You Reflection is a technique that allows us to access assembly’s metadata during run-time. To be able to use reflection you need to add System.Reflection to your using statements. Metadata are information stored in assembly ‘s that describe assembly’s types and members. Information that metadata provides can be broken down in 3 main areas:
- Information about assembly itself:
- Identity of a assembly, such as name, version, culture, public key
- Accessible types and their security information
- Other assemblies that inspected assembly depends on
- Information about types
- Type name, access modifiers, base class and implemented Interfaces
- Types members and all of their information
Why do we use reflection?
You would usually use it for a few reasons:
- You need to access assembly but have no access to it during design time.
- Access to assembly is needed but you have no access to it during compile time.
- Your team has provided you a dll file instead of entire solution.
- You want to inspect it or fine tune 3rd party assembly.

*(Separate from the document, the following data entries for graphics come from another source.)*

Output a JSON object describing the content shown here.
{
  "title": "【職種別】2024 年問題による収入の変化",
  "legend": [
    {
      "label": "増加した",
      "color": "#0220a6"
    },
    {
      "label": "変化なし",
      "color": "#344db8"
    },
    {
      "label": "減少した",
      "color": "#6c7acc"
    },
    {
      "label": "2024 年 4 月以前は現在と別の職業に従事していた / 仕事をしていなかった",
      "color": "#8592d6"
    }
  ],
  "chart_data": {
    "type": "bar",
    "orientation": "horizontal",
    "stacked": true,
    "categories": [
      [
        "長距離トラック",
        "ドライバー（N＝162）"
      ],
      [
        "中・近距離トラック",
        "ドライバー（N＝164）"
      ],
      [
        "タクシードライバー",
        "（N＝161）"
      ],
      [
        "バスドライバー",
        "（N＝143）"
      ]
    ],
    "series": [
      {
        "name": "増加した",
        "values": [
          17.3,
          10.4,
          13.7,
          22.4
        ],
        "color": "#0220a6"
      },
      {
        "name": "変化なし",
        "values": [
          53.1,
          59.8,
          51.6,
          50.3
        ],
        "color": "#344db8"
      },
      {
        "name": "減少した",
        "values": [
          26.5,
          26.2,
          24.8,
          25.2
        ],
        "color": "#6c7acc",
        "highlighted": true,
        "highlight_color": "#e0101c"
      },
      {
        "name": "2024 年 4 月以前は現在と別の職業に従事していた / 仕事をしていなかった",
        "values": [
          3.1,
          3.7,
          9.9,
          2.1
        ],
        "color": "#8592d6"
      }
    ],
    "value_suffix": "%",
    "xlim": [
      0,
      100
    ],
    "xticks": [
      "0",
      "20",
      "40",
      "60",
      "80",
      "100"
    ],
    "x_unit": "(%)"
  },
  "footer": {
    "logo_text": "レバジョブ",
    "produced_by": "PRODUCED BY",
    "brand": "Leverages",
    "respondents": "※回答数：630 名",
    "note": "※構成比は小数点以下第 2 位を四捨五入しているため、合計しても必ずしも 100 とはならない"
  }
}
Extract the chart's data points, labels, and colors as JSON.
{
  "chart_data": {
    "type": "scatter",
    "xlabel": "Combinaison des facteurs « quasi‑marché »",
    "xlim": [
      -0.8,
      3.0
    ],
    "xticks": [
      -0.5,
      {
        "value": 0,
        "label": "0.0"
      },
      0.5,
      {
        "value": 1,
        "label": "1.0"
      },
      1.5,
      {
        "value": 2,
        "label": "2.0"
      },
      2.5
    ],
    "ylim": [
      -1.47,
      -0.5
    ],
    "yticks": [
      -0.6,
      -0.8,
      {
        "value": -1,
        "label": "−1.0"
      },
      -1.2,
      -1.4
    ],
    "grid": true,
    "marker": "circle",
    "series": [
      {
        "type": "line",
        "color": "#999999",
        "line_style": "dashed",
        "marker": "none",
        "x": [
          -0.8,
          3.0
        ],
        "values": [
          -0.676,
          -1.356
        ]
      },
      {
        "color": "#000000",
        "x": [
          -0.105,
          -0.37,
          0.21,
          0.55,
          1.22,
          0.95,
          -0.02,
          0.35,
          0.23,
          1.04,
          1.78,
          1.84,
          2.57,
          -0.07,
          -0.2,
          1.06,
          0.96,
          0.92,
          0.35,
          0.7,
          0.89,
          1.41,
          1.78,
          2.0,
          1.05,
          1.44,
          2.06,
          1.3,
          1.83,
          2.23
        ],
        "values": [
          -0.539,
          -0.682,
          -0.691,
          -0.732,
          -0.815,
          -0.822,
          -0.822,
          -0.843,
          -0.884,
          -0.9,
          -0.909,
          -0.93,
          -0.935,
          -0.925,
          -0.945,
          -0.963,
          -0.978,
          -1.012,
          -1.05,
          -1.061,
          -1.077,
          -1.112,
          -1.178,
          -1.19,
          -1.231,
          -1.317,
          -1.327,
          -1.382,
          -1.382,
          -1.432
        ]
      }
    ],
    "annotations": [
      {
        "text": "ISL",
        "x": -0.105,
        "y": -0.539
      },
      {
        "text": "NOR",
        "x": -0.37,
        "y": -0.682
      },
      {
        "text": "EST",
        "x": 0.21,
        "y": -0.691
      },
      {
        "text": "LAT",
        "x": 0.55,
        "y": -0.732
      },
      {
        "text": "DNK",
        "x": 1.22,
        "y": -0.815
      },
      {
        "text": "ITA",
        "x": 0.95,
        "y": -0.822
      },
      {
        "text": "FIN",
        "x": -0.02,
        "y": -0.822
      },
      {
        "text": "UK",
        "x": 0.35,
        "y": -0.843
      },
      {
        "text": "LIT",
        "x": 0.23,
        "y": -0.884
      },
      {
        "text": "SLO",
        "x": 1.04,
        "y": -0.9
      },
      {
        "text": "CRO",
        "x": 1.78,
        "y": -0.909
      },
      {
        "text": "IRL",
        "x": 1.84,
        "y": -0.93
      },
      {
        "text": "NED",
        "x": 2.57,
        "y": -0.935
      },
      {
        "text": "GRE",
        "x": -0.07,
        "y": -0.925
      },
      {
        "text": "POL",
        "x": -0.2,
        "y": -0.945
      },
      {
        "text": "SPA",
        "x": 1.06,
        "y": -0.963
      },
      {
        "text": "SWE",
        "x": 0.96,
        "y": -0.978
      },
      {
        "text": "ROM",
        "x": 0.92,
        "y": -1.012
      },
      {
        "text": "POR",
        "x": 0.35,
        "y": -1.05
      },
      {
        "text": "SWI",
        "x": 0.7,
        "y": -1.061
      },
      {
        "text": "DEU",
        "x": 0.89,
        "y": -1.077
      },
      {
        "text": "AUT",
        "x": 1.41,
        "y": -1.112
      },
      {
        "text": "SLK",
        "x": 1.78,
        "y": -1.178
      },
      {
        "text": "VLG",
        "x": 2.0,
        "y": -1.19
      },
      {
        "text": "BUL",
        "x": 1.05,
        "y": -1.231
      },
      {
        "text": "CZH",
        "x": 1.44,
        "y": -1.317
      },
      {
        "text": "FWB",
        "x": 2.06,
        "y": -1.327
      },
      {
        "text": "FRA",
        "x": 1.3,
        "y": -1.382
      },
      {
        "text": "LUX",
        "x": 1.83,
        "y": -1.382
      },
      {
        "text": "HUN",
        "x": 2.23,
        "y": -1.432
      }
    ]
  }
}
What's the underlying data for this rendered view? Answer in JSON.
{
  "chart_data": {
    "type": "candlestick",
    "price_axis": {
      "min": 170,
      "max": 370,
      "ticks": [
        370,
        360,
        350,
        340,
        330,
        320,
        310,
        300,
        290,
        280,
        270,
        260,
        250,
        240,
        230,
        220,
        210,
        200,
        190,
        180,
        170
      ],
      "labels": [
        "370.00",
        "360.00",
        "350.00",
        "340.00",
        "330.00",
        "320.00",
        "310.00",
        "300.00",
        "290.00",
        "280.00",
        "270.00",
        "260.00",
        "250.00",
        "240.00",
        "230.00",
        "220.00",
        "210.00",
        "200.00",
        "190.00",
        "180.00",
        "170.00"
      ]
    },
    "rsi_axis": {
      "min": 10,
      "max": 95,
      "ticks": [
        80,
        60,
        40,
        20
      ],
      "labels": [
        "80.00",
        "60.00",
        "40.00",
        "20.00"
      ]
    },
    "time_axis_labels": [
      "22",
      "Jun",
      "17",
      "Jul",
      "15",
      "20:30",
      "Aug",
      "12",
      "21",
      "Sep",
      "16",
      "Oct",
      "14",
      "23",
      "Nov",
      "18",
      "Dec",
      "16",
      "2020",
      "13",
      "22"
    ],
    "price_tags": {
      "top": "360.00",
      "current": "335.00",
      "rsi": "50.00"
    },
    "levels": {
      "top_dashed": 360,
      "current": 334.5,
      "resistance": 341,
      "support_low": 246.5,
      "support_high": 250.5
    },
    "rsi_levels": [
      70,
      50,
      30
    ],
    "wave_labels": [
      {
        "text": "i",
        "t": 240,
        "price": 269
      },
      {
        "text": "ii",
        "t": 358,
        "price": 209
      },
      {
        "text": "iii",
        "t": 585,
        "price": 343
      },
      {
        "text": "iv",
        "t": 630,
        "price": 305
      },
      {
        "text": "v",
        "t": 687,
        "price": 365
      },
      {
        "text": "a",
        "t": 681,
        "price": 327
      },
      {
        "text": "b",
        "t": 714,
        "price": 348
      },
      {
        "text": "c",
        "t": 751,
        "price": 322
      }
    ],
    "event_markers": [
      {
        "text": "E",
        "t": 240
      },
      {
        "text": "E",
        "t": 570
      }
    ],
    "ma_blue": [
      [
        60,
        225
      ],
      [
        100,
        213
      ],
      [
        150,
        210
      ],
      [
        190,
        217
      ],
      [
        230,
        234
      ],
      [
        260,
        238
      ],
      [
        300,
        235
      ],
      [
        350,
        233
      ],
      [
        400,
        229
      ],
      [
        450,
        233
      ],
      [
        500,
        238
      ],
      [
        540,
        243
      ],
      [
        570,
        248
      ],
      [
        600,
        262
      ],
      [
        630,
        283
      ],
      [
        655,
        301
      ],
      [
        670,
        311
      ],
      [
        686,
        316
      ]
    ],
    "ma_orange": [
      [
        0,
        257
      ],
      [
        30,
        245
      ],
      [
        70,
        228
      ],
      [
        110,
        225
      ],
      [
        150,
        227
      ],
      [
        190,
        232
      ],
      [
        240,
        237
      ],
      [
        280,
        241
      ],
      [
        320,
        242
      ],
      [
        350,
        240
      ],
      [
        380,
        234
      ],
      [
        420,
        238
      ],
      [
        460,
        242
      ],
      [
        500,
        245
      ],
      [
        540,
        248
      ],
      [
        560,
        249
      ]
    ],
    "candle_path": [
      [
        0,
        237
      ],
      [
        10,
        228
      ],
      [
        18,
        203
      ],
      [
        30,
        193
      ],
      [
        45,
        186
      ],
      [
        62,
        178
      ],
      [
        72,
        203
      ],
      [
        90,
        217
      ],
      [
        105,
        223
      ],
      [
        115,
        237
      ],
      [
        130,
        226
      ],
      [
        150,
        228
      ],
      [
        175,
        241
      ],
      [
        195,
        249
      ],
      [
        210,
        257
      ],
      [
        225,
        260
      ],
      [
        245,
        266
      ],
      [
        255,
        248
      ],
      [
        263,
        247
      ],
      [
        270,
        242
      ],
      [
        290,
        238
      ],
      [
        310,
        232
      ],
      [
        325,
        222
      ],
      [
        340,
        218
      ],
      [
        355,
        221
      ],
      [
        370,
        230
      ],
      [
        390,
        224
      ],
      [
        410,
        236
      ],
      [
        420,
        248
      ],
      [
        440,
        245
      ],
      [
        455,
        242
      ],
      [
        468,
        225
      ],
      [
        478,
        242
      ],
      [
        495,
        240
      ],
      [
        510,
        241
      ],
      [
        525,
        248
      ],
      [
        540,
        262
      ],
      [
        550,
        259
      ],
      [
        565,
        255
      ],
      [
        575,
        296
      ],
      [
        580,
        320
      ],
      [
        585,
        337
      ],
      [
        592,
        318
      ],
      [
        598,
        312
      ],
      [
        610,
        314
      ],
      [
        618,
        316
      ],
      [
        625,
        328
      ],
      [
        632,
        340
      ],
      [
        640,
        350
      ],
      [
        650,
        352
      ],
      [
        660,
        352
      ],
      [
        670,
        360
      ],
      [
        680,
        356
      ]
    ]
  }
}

- Some variable needs to be changed during run-time.
- Some type or member is inaccessible to you during design time.
Pros and cons of using reflection
Usage of reflection can be beneficial if we do not have access to some assembly during compile time, because we can access assembly’s private fields, methods… We can for instance instantiate class of a type that we previously had no access to.
Heavily using reflection can influence our applications speed or can be a cause of problem in case of misuse. Changing value of a field can also ruin your day because although you can access fields you still cannot see how that field is implemented or in what way other parts of an assembly use that field.